The lid 20 includes a plurality of apertures 21 formed therein to allow the unimpeded passage of light to a sample held within a well of the multi-well plate and for the unimpeded passage of fluorescence from the sample along the emission path. In the example shown, the lid 20 is an aluminium plate, for example with a thin film heater, although it could also be manufactured from other materials, such as stainless steel.

Whilst not specifically shown in the Figures, it will be appreciated that the apparatus 1 may include a support for holding the multi-well plate. The support could, for example, take the form of a platform, plate or tray suitable for holding a multi-well plate, for example a 4-well, 6-well, 12-well, 24-well, 48-well, 96- well, 384-well and/or 1536-well plate.

The support could take the form of a platform for holding the multi-well plate with the platform moveable in the x and y directions to move the multi-well plate. It is preferred that the multi-well plate is moved in the x, / direction while maintaining the same vertical position. The support is moveable to locate the multi-well plate in a plurality of different positions, wherein the sampling point is located in a different well of the multi-well plate in each position.

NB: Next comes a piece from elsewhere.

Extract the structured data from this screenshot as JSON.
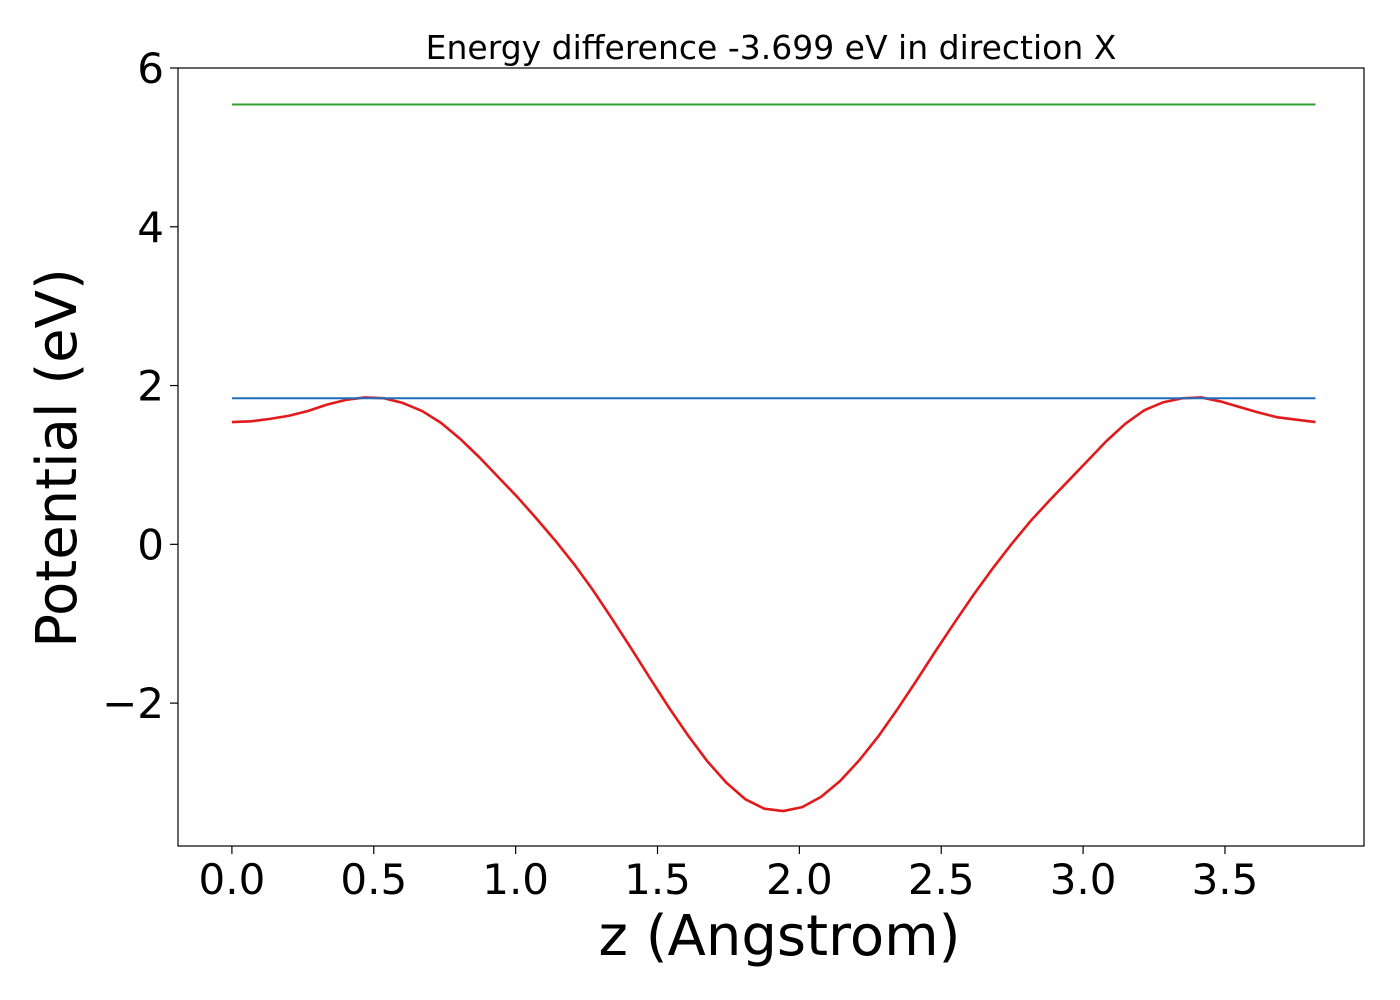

It will also be appreciated that, instead of moving the multi-well plate, the apparatus could be configured to allow the position of the sampling point to be moved between different wells of the multi-well plate. This could, for example, be achieved by allowing movement of one or more components of the apparatus, for example one or more of the optical elements. In one example, the optical elements could be provided on a support, with the support moveable to move the position of the sampling point. In examples of the present invention which include a temperature controlling device 15, a support or platform could be provided in a form which moves the stack of temperature controlling device 15 with lid 20 and multi-well plate 7 with cover 12, as shown in Figure 4.

EXAMPLES

Example 1

A multi-well microplate was filled with two different samples. Ten wells were filled with phosphate buffered saline (PBS). Forty wells were filled with tryptophan. The multi-well plate was sealed with a cover of polyolefin film with a pressure sensitive adhesive. The multi-well microplate was heated to the following temperatures, 25 °C, 30 °C, 40°C , 50 °C, 60 °C, 70 °C, 80 °C, 90 °C, 100 °C, 110 °C and 115 °C. The UV fluorescence (excitation 275nm, emission at 330nm) of the microplate was scanned at each temperature as the microplate was heated to 115 °C and again at each temperature as the microplate was cooled back to 25 °C.

Figure 5 shows that the signal to background increases as the temperature of the cover increases. This shows that the background signal, that is the UV fluorescence of the well and the cover, decreases as the temperature of the cover increases. Figure 5 also shows the same pattern as the cover is cooled, with the background signal increasing as the cover is cooled. It is a surprising advantage of the invention that the UV fluorescence of the cover decreases as the temperature of the cover increases.

Figure 6 shows that the background fluorescence signal of the cover is reduced from 1,741 to 654 counts when the cover is heated from 25 °C to 115 °C.

It should be understood that various changes and modifications to the presently preferred embodiments described herein will be apparent to those skilled in the art. Such changes and modifications can be made without departing from the spirit and scope of the present invention and without diminishing its attendant advantages. It is therefore intended that such changes and modifications are covered by the appended claims.